Reconocerás a tu asesino antes del final

Su contorno se difumina entre los árboles, perceptible debido a la luz de la luna, los reflectores molestan los apagaré. ¿Quién lo diría? ¿No debería temer a la oscuridad más que nunca? Observo las cámaras de seguridad. Hay una que me deja ver el chalet de mi abuelo, veo la entrada, el auto, el cobertizo arruinado. Si tan solo esto grabara podría ver hacia dónde fue mi novio. ¿Es posible que esto almacene el video en la PC? ¡Lo hace! Estaba grabando, puedo ver que le pasó a mi novio.


Por Rodrigo Vega

EL SIGUIENTE EPISODIO ES CONTINUACIÓN DE LA ESTUDIANTE

Ella está particularmente irritable hoy.
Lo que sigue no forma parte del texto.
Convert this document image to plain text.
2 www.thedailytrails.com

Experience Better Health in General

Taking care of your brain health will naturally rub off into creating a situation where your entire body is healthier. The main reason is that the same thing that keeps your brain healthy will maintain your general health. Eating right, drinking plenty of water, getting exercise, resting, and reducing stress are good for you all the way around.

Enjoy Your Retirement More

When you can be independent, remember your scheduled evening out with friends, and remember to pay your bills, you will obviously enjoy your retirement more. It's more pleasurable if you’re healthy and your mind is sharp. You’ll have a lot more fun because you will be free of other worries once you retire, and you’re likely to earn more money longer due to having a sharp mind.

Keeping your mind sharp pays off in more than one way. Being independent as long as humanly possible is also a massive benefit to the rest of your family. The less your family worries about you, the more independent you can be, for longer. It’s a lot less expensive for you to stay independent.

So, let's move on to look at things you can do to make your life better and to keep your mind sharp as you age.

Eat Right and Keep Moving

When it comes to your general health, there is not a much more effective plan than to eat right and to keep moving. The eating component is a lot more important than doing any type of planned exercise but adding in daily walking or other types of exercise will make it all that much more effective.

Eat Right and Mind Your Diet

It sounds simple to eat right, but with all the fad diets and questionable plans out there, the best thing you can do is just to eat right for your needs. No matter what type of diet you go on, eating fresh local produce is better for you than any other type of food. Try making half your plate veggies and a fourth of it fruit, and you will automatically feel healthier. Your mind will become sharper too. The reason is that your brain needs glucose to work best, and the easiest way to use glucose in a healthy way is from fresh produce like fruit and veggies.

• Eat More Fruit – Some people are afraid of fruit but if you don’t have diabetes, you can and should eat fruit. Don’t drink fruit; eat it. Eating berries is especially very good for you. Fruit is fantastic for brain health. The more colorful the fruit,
Bueno, no puede leer mi mente. Está muy “hincha pelotas”. Apenas le sugerí que aprovechemos toda la noche me miró como si tuviera mejores cosas que hacer en lugar de estar conmigo. ¿Para qué pasar toda la noche juntos sin sexo? Para eso vamos a ver una película, comemos algo y después cada uno se va a su casa. No quiero ser un estereotipo, creo que es sentido común. Hace un año que salimos, no necesitamos pasar hasta que amanezca conociéndonos. Esas noches, tan excitantes como fueron, ya son parte de nuestra base como novios, en lugar de volver a eso debemos avanzar. No sé hacia donde. Sólo quiero estar con ella toda la noche. Hace bastante que no tiene tiempo para mí. Mi idea de romance es dedicarme a ella. ¿Estoy equivocado? Porque su mirada fue desaprobatoria.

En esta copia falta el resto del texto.